Конистана поразило то, с каким напряженным вниманием Эммелайн слушала музыку. Ее тело, натянутое, как струна, едва заметно покачивалось в такт мелодии. Золотистые, как у ангела, волосы подобно легчайшему облачку обрамляли ее лицо и водопадом струились по спине. Он был очарован безупречной белизной и свежестью ее кожи, красиво очерченными высокими скулами и даже тем, как она чуть-чуть приоткрывала рот от восторга при звуках музыки. Эта девушка представляла собою бриллиант чистой воды, и уже тогда, при первой встрече, он ни на минуту не усомнился, что весь Высший свет окажется у ее ног, что вскоре и произошло. Однако то первое, ничем, казалось бы, не омраченное впечатление, когда Конистан, пораженный красотой Эммелайн, следил, с каким чистым и непосредственным восторгом она упивается музыкой, вызвало у него в душе какое-то непонятное расстройство, тревогу, пробиравшую его до костей при каждой новой встрече. Если бы он мог сам себе объяснить свое первое чувство, то, пожалуй, назвал бы его глупой ребяческой влюбленностью. Но этому чувству так и не суждено было перерасти в нечто большее, потому что Эммелайн с самого начала отнеслась к Конистану с открытой неприязнью. Тем не менее воспоминание о первой встрече так и не потускнело в его памяти. Да, Эммелайн Пенрит была поистине необыкновенной женщиной.
И вот теперь он смотрел, как непринужденно она болтает с Гарви Торнуэйтом, словно с другом детства.
Конистан считал себя человеком справедливым и снисходительным в своем отношении к Эммелайн. Успех, завоеванный ею в свете и возраставший от сезона к сезону, представлялся ему вполне заслуженным. Она вращалась в высших кругах, была принята при дворе, и даже сам Принни[4] удостоил ее своим вниманием. Всем было известно, что принц-регент ищет встречи с нею всякий раз, когда им доводилось вместе посещать какое-нибудь из великосветских сборищ.
Но вот чего Конистан никак не мог ей простить, так это неуемного увлечения работой на ниве сватовства. Сей труд, обычно весьма неблагодарный, удавался ей на славу. Можно было подумать, что единственной целью ежегодных появлений Эммелайн в Лондоне является ловля самых завидных женихов для своих подружек. Конистану уже не раз приходилось с грустью наблюдать за тем, как незадачливые джентльмены, попавшие в ее сети, один за другим покорно бредут по центральному церковному проходу, пропитанному смешанными запахами флердоранжа и нервной испарины, чтобы подставить шею под ярмо. Предосудительным, с его точки зрения, ремеслом сватовства занимались многие женщины, как правило, матери, мечтающие сбыть с рук взрослых дочерей, но всем им было далеко до Эммелайн. Неутомимая в своем рвении, она всякий раз добивалась поставленной цели. Однако вскоре ей предстоит впервые познать горечь поражения, ибо он готов пойти на что угодно, лишь бы не позволить Дункану жениться на Грэйс Баттермир.

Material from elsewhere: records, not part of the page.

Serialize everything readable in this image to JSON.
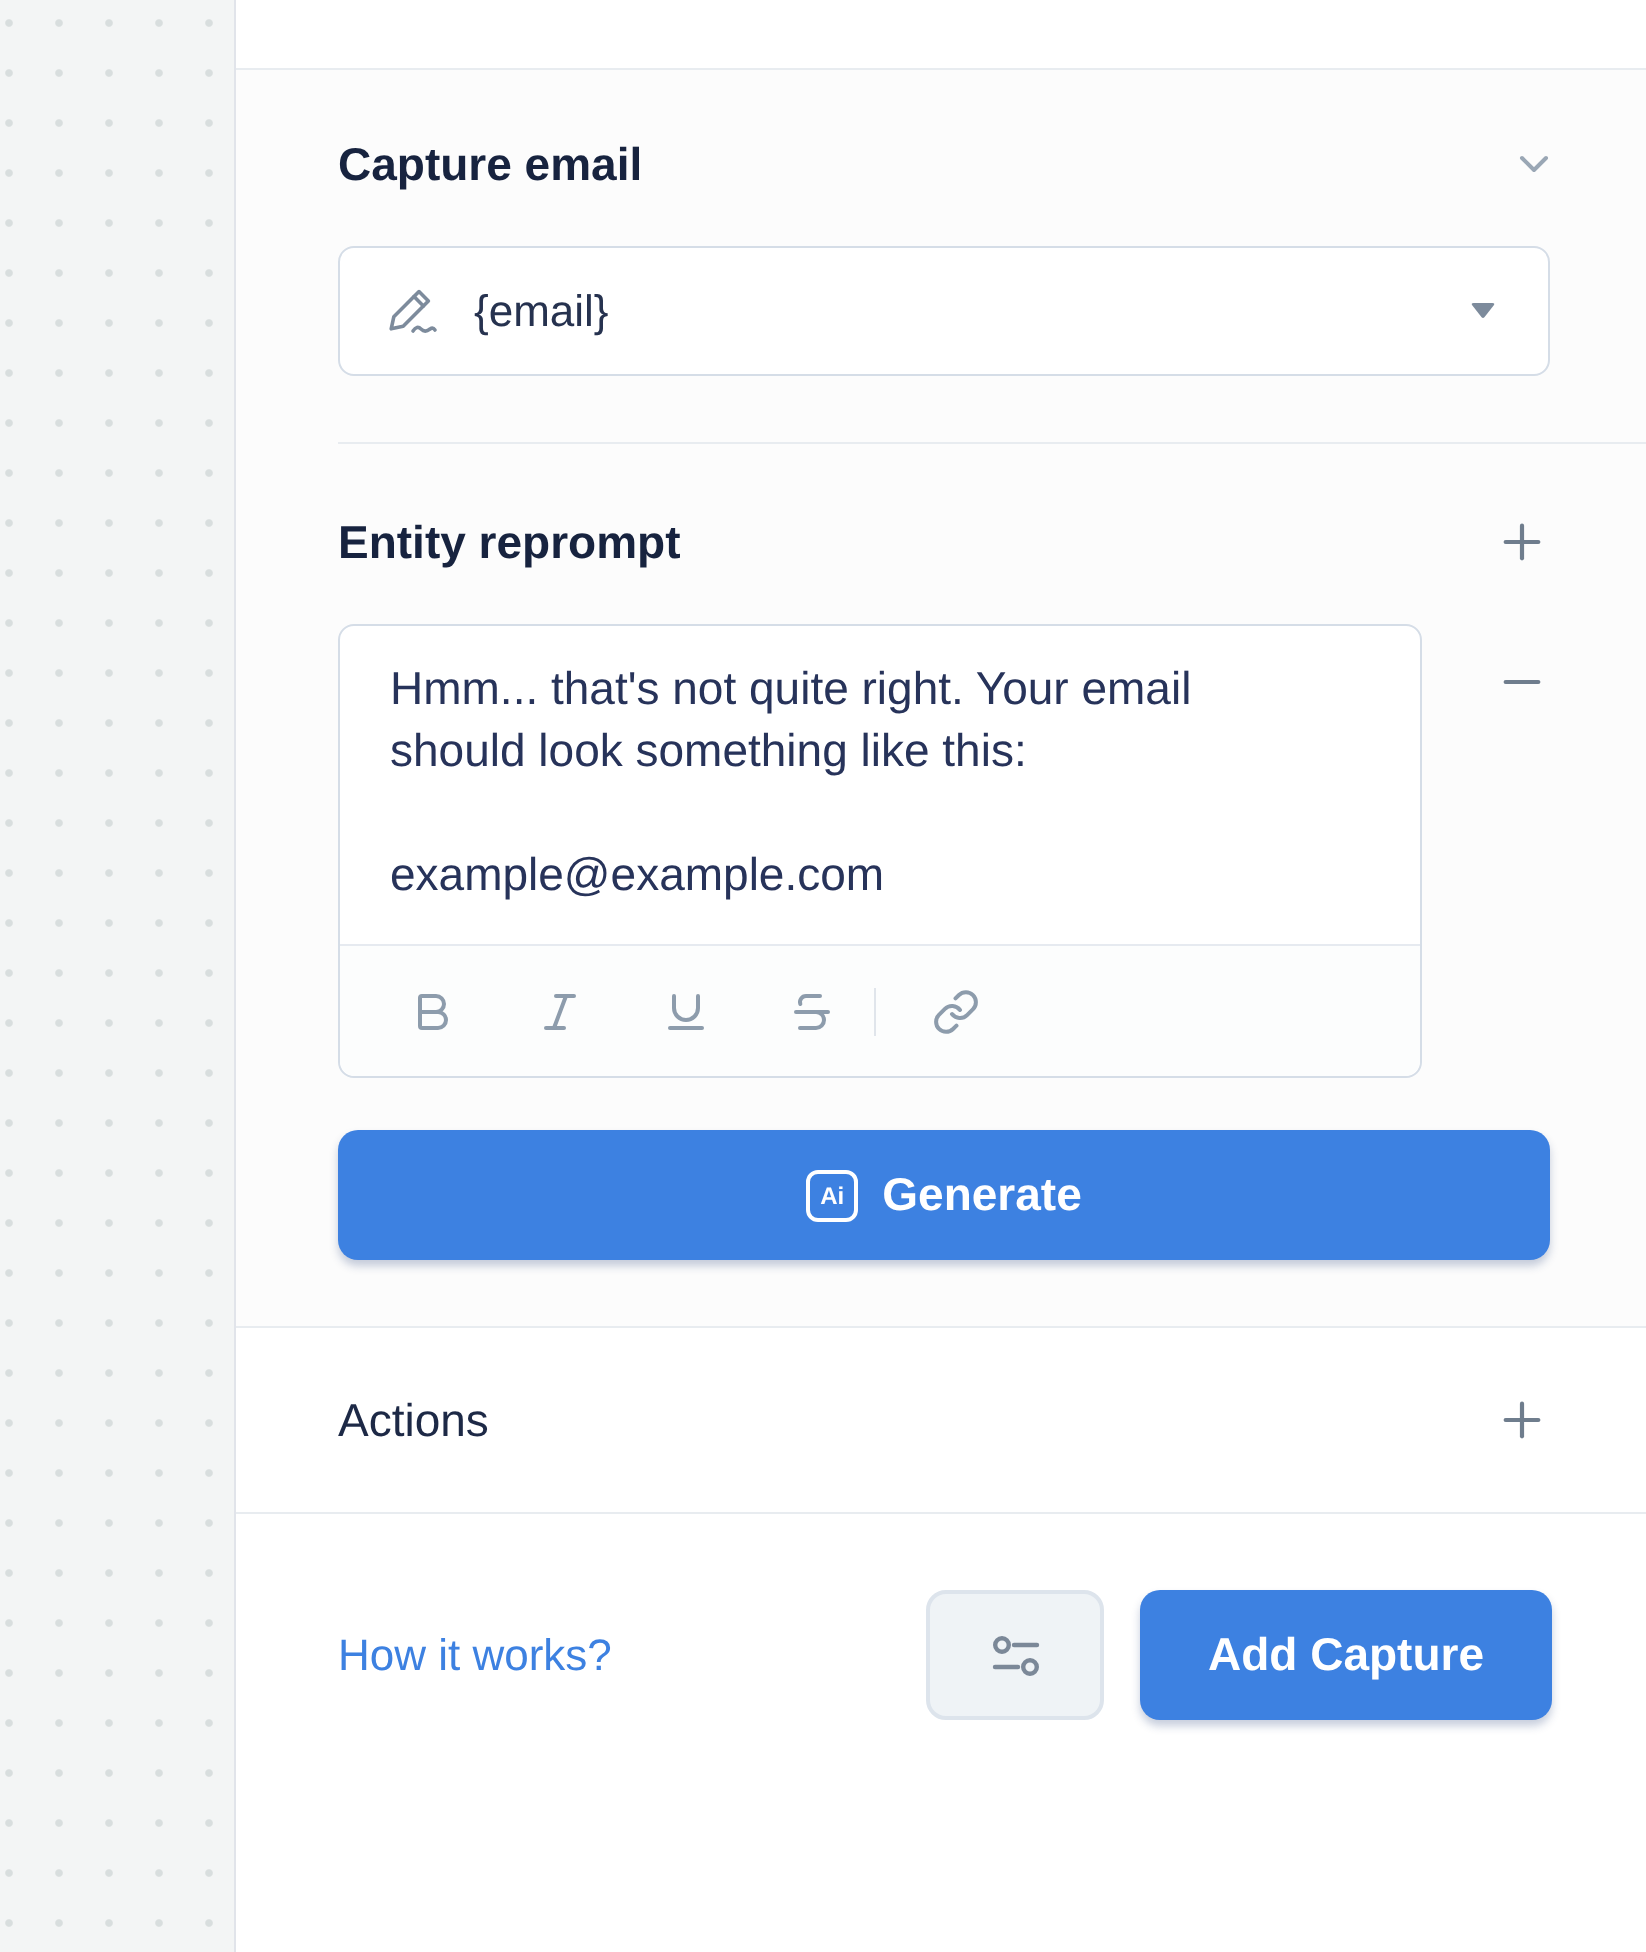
{
  "capture_section": {
    "title": "Capture email",
    "expanded": true,
    "variable_select": {
      "value": "{email}"
    }
  },
  "reprompt_section": {
    "title": "Entity reprompt",
    "reprompts": [
      {
        "paragraphs": [
          "Hmm... that's not quite right. Your email should look something like this:",
          "example@example.com"
        ]
      }
    ],
    "generate_button": {
      "badge": "Ai",
      "label": "Generate"
    }
  },
  "actions_section": {
    "title": "Actions"
  },
  "footer": {
    "help_link": "How it works?",
    "primary_button": "Add Capture"
  }
}
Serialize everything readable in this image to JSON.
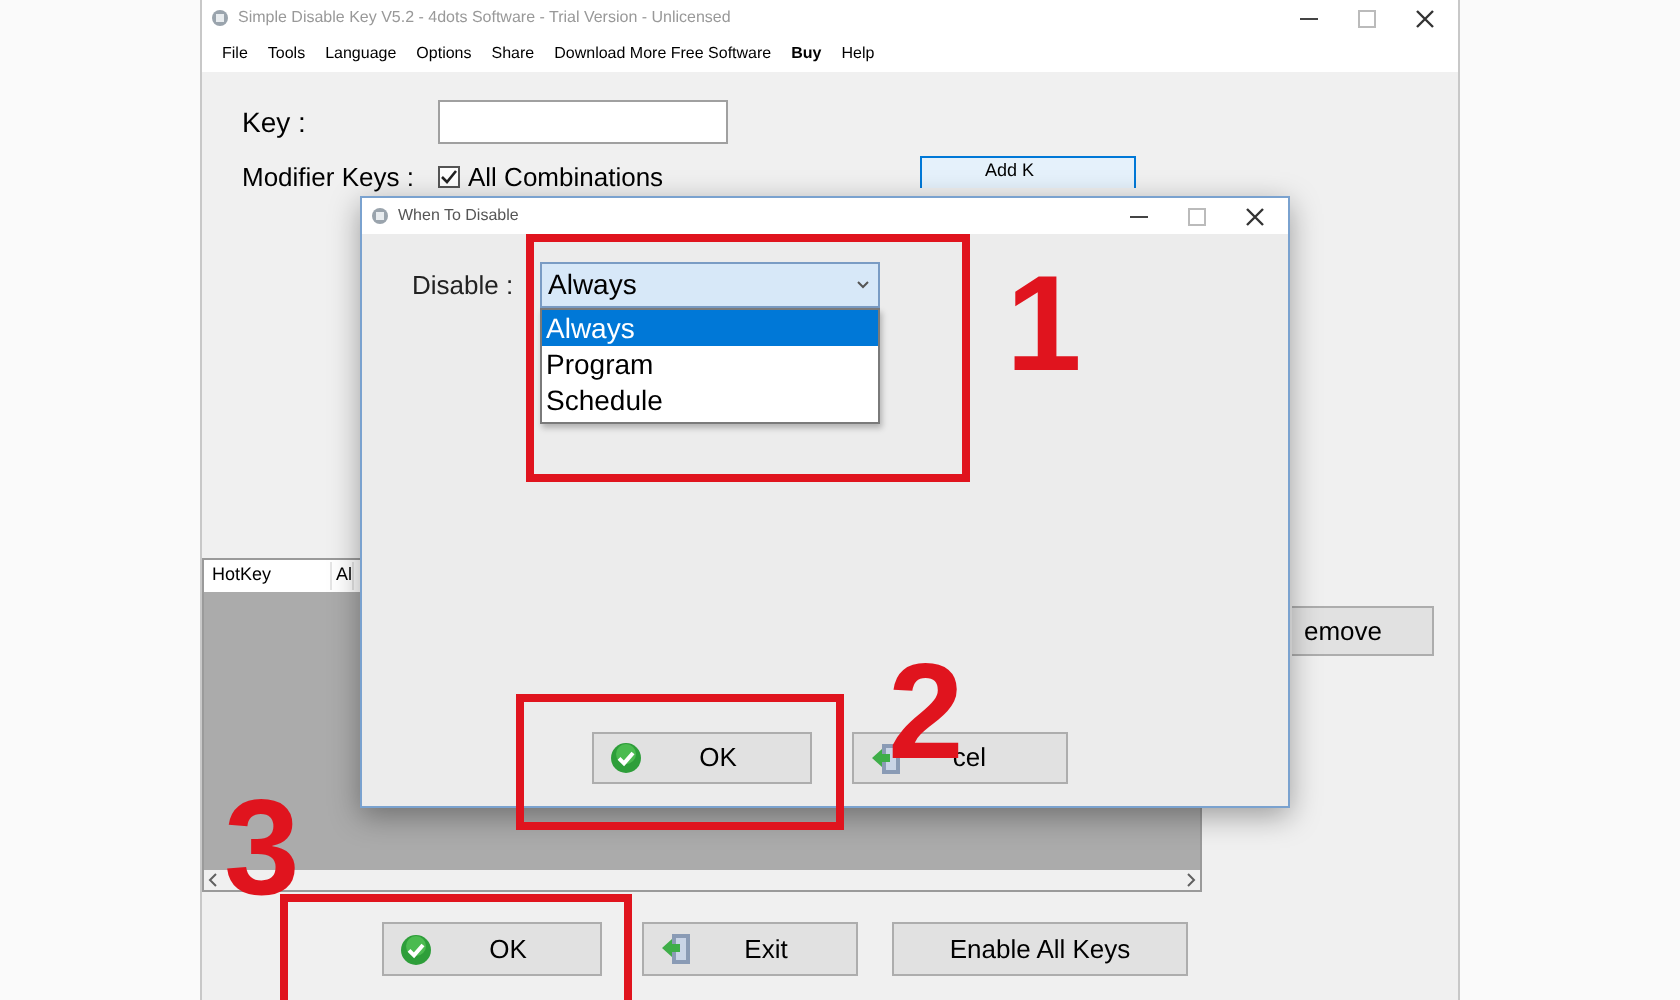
{
  "main_window": {
    "title": "Simple Disable Key V5.2 - 4dots Software - Trial Version - Unlicensed",
    "menu": [
      {
        "label": "File",
        "emphasized": false
      },
      {
        "label": "Tools",
        "emphasized": false
      },
      {
        "label": "Language",
        "emphasized": false
      },
      {
        "label": "Options",
        "emphasized": false
      },
      {
        "label": "Share",
        "emphasized": false
      },
      {
        "label": "Download More Free Software",
        "emphasized": false
      },
      {
        "label": "Buy",
        "emphasized": true
      },
      {
        "label": "Help",
        "emphasized": false
      }
    ],
    "key_label": "Key :",
    "modifier_label": "Modifier Keys :",
    "all_combinations": {
      "label": "All Combinations",
      "checked": true
    },
    "add_key_button": "Add K",
    "list": {
      "columns": [
        "HotKey",
        "Al"
      ]
    },
    "remove_button": "emove",
    "buttons": [
      {
        "label": "OK",
        "kind": "ok"
      },
      {
        "label": "Exit",
        "kind": "exit"
      },
      {
        "label": "Enable All Keys",
        "kind": "plain"
      }
    ]
  },
  "dialog": {
    "title": "When To Disable",
    "disable_label": "Disable :",
    "combo_value": "Always",
    "options": [
      {
        "label": "Always",
        "selected": true
      },
      {
        "label": "Program",
        "selected": false
      },
      {
        "label": "Schedule",
        "selected": false
      }
    ],
    "buttons": [
      {
        "label": "OK",
        "kind": "ok"
      },
      {
        "label": "cel",
        "kind": "exit"
      }
    ]
  },
  "annotations": [
    {
      "number": "1"
    },
    {
      "number": "2"
    },
    {
      "number": "3"
    }
  ]
}
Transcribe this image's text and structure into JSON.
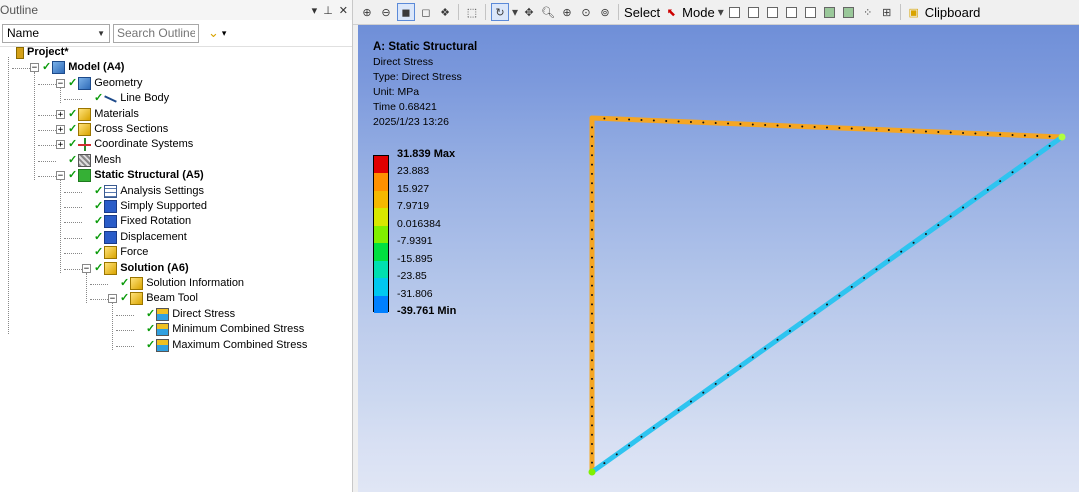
{
  "outline": {
    "title": "Outline",
    "controls": {
      "dropdown": "▾",
      "pin": "⊥",
      "close": "✕"
    },
    "name_select": "Name",
    "search_placeholder": "Search Outline",
    "tree": [
      {
        "label": "Project*",
        "icon": "project-icon",
        "bold": true,
        "check": false,
        "level": 0
      },
      {
        "label": "Model (A4)",
        "icon": "model-icon",
        "bold": true,
        "check": true,
        "level": 1,
        "expander": "-"
      },
      {
        "label": "Geometry",
        "icon": "geometry-icon",
        "bold": false,
        "check": true,
        "level": 2,
        "expander": "-"
      },
      {
        "label": "Line Body",
        "icon": "line-body-icon",
        "bold": false,
        "check": true,
        "level": 3
      },
      {
        "label": "Materials",
        "icon": "materials-icon",
        "bold": false,
        "check": true,
        "level": 2,
        "expander": "+"
      },
      {
        "label": "Cross Sections",
        "icon": "cross-sections-icon",
        "bold": false,
        "check": true,
        "level": 2,
        "expander": "+"
      },
      {
        "label": "Coordinate Systems",
        "icon": "coordinate-systems-icon",
        "bold": false,
        "check": true,
        "level": 2,
        "expander": "+"
      },
      {
        "label": "Mesh",
        "icon": "mesh-icon",
        "bold": false,
        "check": true,
        "level": 2
      },
      {
        "label": "Static Structural (A5)",
        "icon": "static-structural-icon",
        "bold": true,
        "check": true,
        "level": 2,
        "expander": "-"
      },
      {
        "label": "Analysis Settings",
        "icon": "analysis-settings-icon",
        "bold": false,
        "check": true,
        "level": 3
      },
      {
        "label": "Simply Supported",
        "icon": "simply-supported-icon",
        "bold": false,
        "check": true,
        "level": 3
      },
      {
        "label": "Fixed Rotation",
        "icon": "fixed-rotation-icon",
        "bold": false,
        "check": true,
        "level": 3
      },
      {
        "label": "Displacement",
        "icon": "displacement-icon",
        "bold": false,
        "check": true,
        "level": 3
      },
      {
        "label": "Force",
        "icon": "force-icon",
        "bold": false,
        "check": true,
        "level": 3
      },
      {
        "label": "Solution (A6)",
        "icon": "solution-icon",
        "bold": true,
        "check": true,
        "level": 3,
        "expander": "-"
      },
      {
        "label": "Solution Information",
        "icon": "solution-information-icon",
        "bold": false,
        "check": true,
        "level": 4
      },
      {
        "label": "Beam Tool",
        "icon": "beam-tool-icon",
        "bold": false,
        "check": true,
        "level": 4,
        "expander": "-"
      },
      {
        "label": "Direct Stress",
        "icon": "direct-stress-icon",
        "bold": false,
        "check": true,
        "level": 5
      },
      {
        "label": "Minimum Combined Stress",
        "icon": "minimum-combined-stress-icon",
        "bold": false,
        "check": true,
        "level": 5
      },
      {
        "label": "Maximum Combined Stress",
        "icon": "maximum-combined-stress-icon",
        "bold": false,
        "check": true,
        "level": 5
      }
    ]
  },
  "toolbar": {
    "select_label": "Select",
    "mode_label": "Mode",
    "clipboard_label": "Clipboard"
  },
  "viewport": {
    "title": "A: Static Structural",
    "result_name": "Direct Stress",
    "type": "Type: Direct Stress",
    "unit": "Unit: MPa",
    "time": "Time 0.68421",
    "date": "2025/1/23 13:26",
    "legend": [
      {
        "value": "31.839 Max",
        "color": "#e00000"
      },
      {
        "value": "23.883",
        "color": "#ff9000"
      },
      {
        "value": "15.927",
        "color": "#f5b800"
      },
      {
        "value": "7.9719",
        "color": "#d8e800"
      },
      {
        "value": "0.016384",
        "color": "#80f000"
      },
      {
        "value": "-7.9391",
        "color": "#00e040"
      },
      {
        "value": "-15.895",
        "color": "#00e0b0"
      },
      {
        "value": "-23.85",
        "color": "#00c8f0"
      },
      {
        "value": "-31.806",
        "color": "#0080ff"
      },
      {
        "value": "-39.761 Min",
        "color": "#0010ff"
      }
    ],
    "colors": {
      "top_member": "#f5a623",
      "diagonal_member": "#2ec4f0",
      "vertical_member": "#f5a623"
    }
  }
}
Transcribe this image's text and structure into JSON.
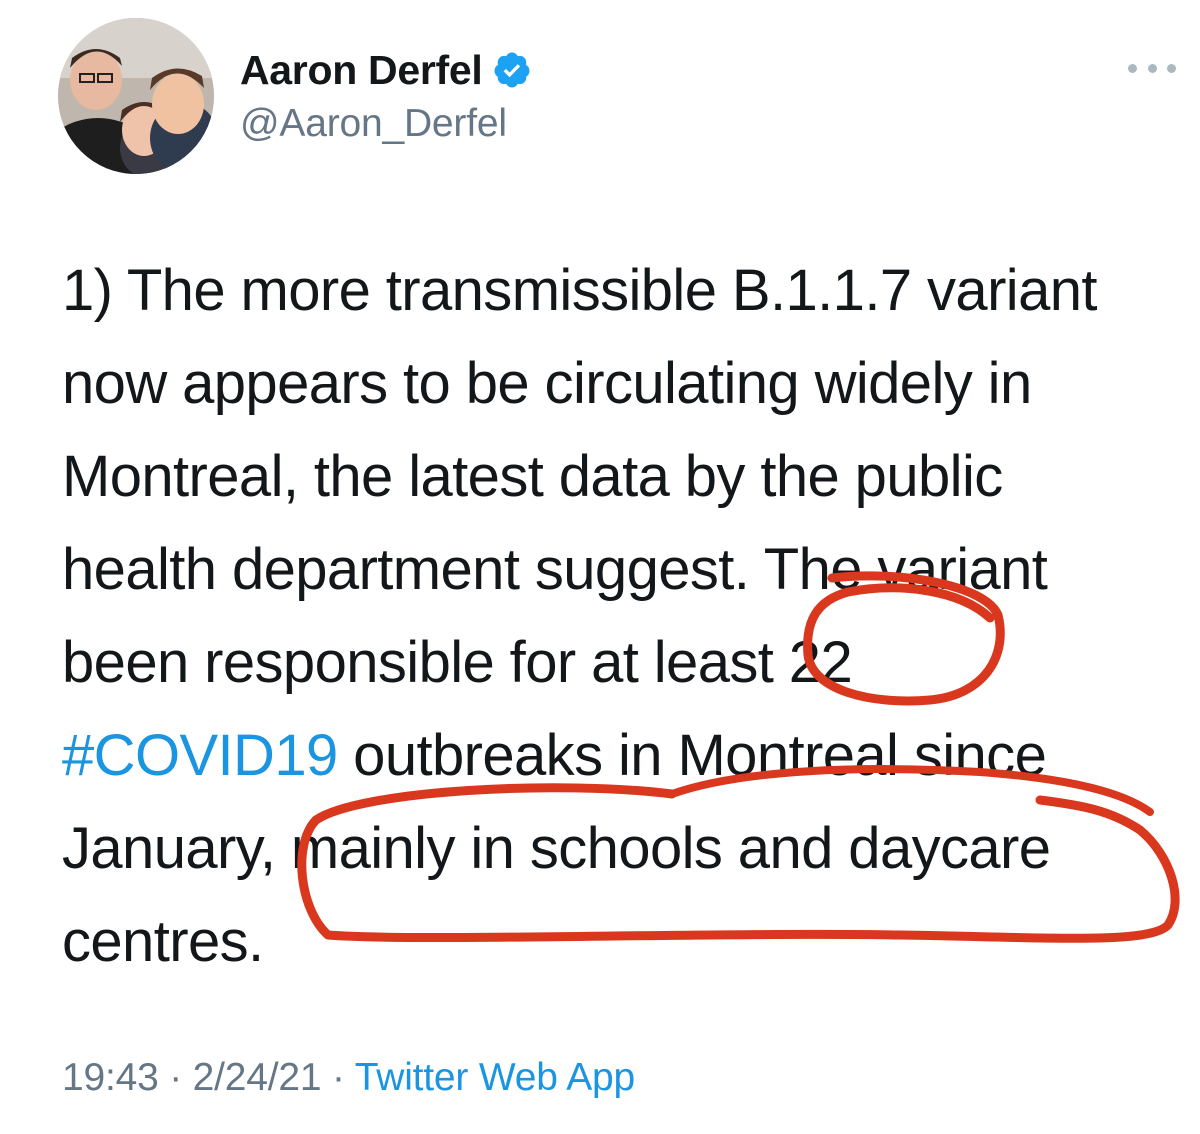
{
  "author": {
    "display_name": "Aaron Derfel",
    "handle": "@Aaron_Derfel",
    "verified": true,
    "avatar_icon": "profile-photo"
  },
  "more_icon": "ellipsis-icon",
  "tweet": {
    "lines": [
      {
        "text": "1) The more transmissible B.1.1.7 variant"
      },
      {
        "text": "now appears to be circulating widely in"
      },
      {
        "text": "Montreal, the latest data by the public"
      },
      {
        "text": "health department suggest. The variant"
      },
      {
        "text": "been responsible for at least 22"
      },
      {
        "hashtag": "#COVID19",
        "text": " outbreaks in Montreal since"
      },
      {
        "text": "January, mainly in schools and daycare"
      },
      {
        "text": "centres."
      }
    ]
  },
  "meta": {
    "time": "19:43",
    "separator1": " · ",
    "date": "2/24/21",
    "separator2": " · ",
    "source": "Twitter Web App"
  },
  "colors": {
    "link": "#1b95e0",
    "verified_badge": "#1da1f2",
    "secondary_text": "#657786",
    "annotation": "#d9381e"
  }
}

Бросив на нее взгляд, он заметил, как пугливо она отвела глаза, и вновь презрительно фыркнул, решив про себя, что Грэйс — никчемная серая мышь.
Его настроение не укрылось от партнерши по танцу.
— Я имела несчастье вызвать ваше неудовольствие? — осведомилась Оливия Брэмптон, скромно потупив взор, однако всем своим видом демонстрируя, что не верит собственным словам.
Note4
Прозвище наследного принца Георга, который в 1811 — 1820 годах был регентом в связи с психическим заболеванием своего отца Георга III; впоследствии стал королем Георгом IV.